Bölüm 23: Reklamlar Atlanmak İçindir

72 5 0
                                    

Tıkanıp kaldımm! Ne kadar oldu ben bölüm atmatalı bilmiyorum, gerçekten çok üzgünüm 😢. Size elimden geldiğince bölüm atmaya çalışıyorum ama olmuyor işte!

Neyse aklımda Behzat ve Karmen'i yapma fikri var! Sizce?

🔥

23. BÖLÜM: REKLAMLAR ATLANMAK İÇİNDİR

Gereksiz kaygılar, gereksiz korkular. Bazen bir insan yüzünden, bazense birer hatıra. Özgürlüğün bedeli neydi bu fani dünyada? Canından mı olurdun, yoksa kanından mı? Yıkık bir harabeden çıkmış insandan ne bekliyorlardı? Sonsuz güç ya da duygusuzluk mu? Hangi cani bunu istiyordu da küçük bir kız çocuğu bunları düşünüyordu. Geçmişinin ondan aldığı o duyguları geri kazanınca düzelir miydi hayatı? Kalbindeki sayısız kapanmayan yara sadece iki gülücükle geçer miydi?

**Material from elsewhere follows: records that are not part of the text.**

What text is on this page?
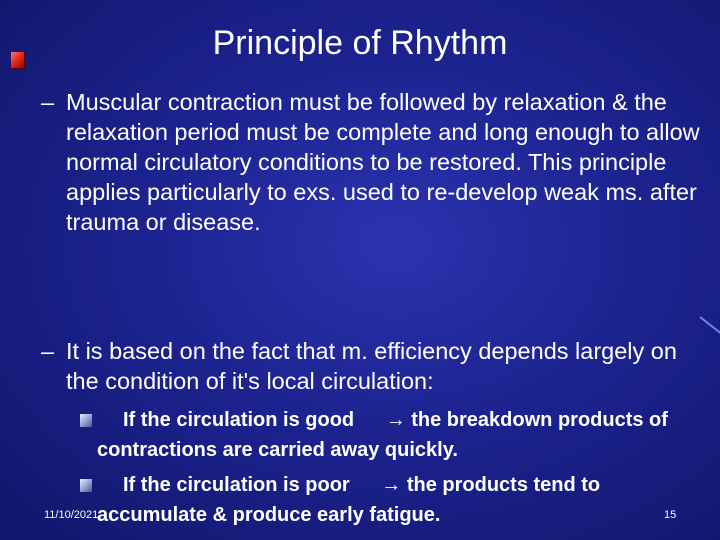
Principle of Rhythm
– Muscular contraction must be followed by relaxation & the relaxation period must be complete and long enough to allow normal circulatory conditions to be restored. This principle applies particularly to exs. used to re-develop weak ms. after trauma or disease.
– It is based on the fact that m. efficiency depends largely on the condition of it's local circulation:
If the circulation is good → the breakdown products of contractions are carried away quickly.
If the circulation is poor → the products tend to accumulate & produce early fatigue.
11/10/2021	15
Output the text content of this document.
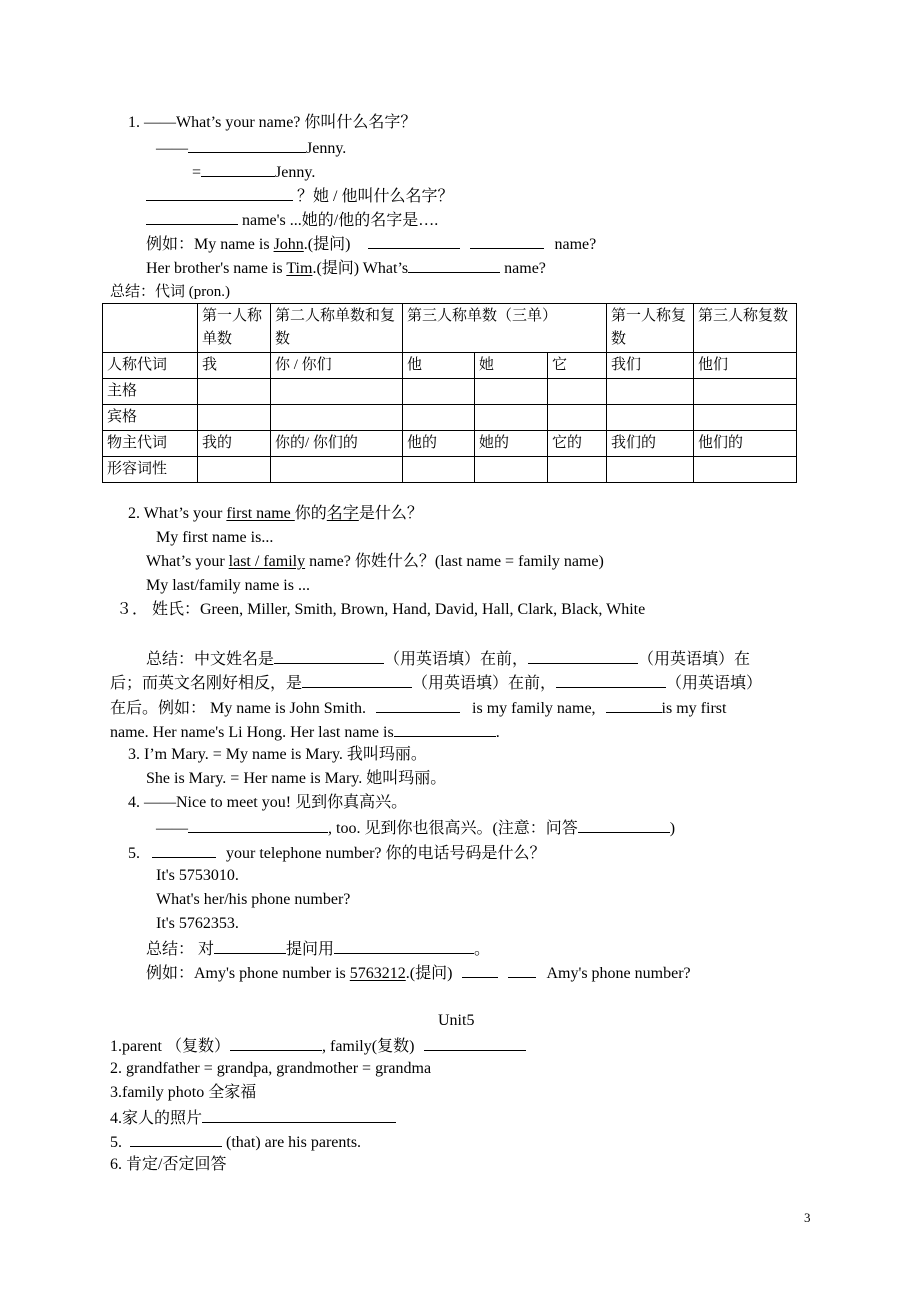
1. ——What’s your name? 你叫什么名字？
——	Jenny.
=	Jenny.
？她 / 他叫什么名字？
name's ...她的/他的名字是….
例如：My name is John.(提问)	name?
Her brother's name is Tim.(提问) What’s	name?
总结：代词 (pron.)
	第一人称单数	第二人称单数和复数	第三人称单数（三单）			第一人称复数	第三人称复数
人称代词	我	你 / 你们	他	她	它	我们	他们
主格							
宾格							
物主代词	我的	你的/ 你们的	他的	她的	它的	我们的	他们的
形容词性							
2. What’s your first name 你的名字是什么？
My first name is...
What’s your last / family name? 你姓什么？(last name = family name)
My last/family name is ...
３． 姓氏：Green, Miller, Smith, Brown, Hand, David, Hall, Clark, Black, White
总结：中文姓名是	（用英语填）在前，	（用英语填）在
后；而英文名刚好相反，是	（用英语填）在前，	（用英语填）
在后。例如： My name is John Smith.	is my family name,	is my first
name. Her name's Li Hong. Her last name is	.
3. I’m Mary. = My name is Mary. 我叫玛丽。
She is Mary. = Her name is Mary. 她叫玛丽。
4. ——Nice to meet you! 见到你真高兴。
——	, too. 见到你也很高兴。(注意：问答	)
5.	your telephone number? 你的电话号码是什么？
It's 5753010.
What's her/his phone number?
It's 5762353.
总结： 对	提问用	。
例如：Amy's phone number is 5763212.(提问)	Amy's phone number?
Unit5
1.parent （复数）	, family(复数)
2. grandfather = grandpa, grandmother = grandma
3.family photo 全家福
4.家人的照片
5.	(that) are his parents.
6. 肯定/否定回答
3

Ne biçim hayal gücü vardı bunların.

Karmen, başında gidip gelen bir ağrı ile uyandı. Nerede ve niçin burada olduğunu değil; şu an kim tarafından buraya getirildiğini öğrenmek istiyordu. Gözlerini kırpıştırıp etrafı inceledi. Normal bir oturma odası gibiydi. Herhangi bir anormallik yoktu. Rahat olmadığı belli olan birkaç koltuk, eski bir televizyon, klasik Türk halısı ve bir fotoğraf çerçevesi vardı. Karmen, gözlerini kısıp fotoğrafı incelemek için ayağa kalktı ve işte o an bağlı olmadığı fark etti.

Fotoğrafı eline aldı ve incelemeye başladı. Fotoğrafta dört tane 17 yaşlarında çocuklar vardı. Hepsi çektikleri acıları bir kenara bırakıp kocaman gülümsüyor ve sarılıyordu. En başta duran Bahadır'a benziyordu, ikincisi bir kızdı. Büyük ihtimalle bu Benay'dı. Sonra bir erkek çocuk daha vardı fakat yüzündeki tebessüm sahte gibiydi. Behzat. Son olarak bir erkek çocuk daha vardı ama o gerçektende büyüktü. İşte o, o Demir abisiydi.

Buraya onu ya Behzat getirmişti ya da Demir abisi. Karmen, bunları umursamadan tek bir şey düşündü: Demir ile Balkan'ların arasında olan bağ neydi? Onlar neden yakındı, ve nereden tanışıyorlardı. Karmen, kapıdan gelen sesleri dinlemeye başladı. İçeriye düşündüğü gibi Behzat girmişti. "Günaydın, uyuyan güzel."

Karmen, kaşlarını çattı ama cevap vermedi. Bir süre daha yüzüne baktı ve en sonunda Behzat'ın zararsız olduğunu kabullendi. Behzat, dünyadan bir haber koltuğa yayılıp bir sigara yaktı. Dumanını Karmen'e bakarak üfledi. "Demir abi ile aranızda ne tür bir bağ var?"

Behzat, burnundan gülüp rahat bir tavırla cevapladı. "Sonunda sordun, uyuyan güzel." Ayağa kalkıp Karme'in önünde durdu. "Demir abi ile senin aranda nasıl bir bağ varsa o tür bir bağ var."

Karmen, bu şifreli cevaplar ve rahat tavırlardan memnun değildi, ya da alışık değildi. "Şifreli konuşma. Nerden tanışıyorsunuz?"

Behzat, Karmen ile konuşmanın kolay olmayacağını bildiğinden takmadan devam etti. "Timur beni kaçırdığında onunla zaten tanışıyorduk. Ama Timur'un onun babası olduğunu bilmiyordum. Sonrası malum. O kadarda salak değilsindir ha, uyuyan güzel?"

Karmen, kaşlarını çattı. "Madem bu kadar bağlantıların var, o zaman Timur'un elinden neden kaçmadın?"

Behzat, durakladı. Karmen'in gözlerinin içine tehlikeli bir sırıtışla baktı. Yaklaşıp Karmen'in yüzüne fısıldadı. "Senin için, uyuyan güzel," dedi. "Senin için."

Karmen, vücudunda bir ürperti hisseti. Kesinlikle hoş bir ürperti değildi bu. Sanki bir haberci gibi. Karmen hafif geri çekildiğinde o buram buram gelen sigara kokusu kesildi, yerini rutubet kokusu aldı.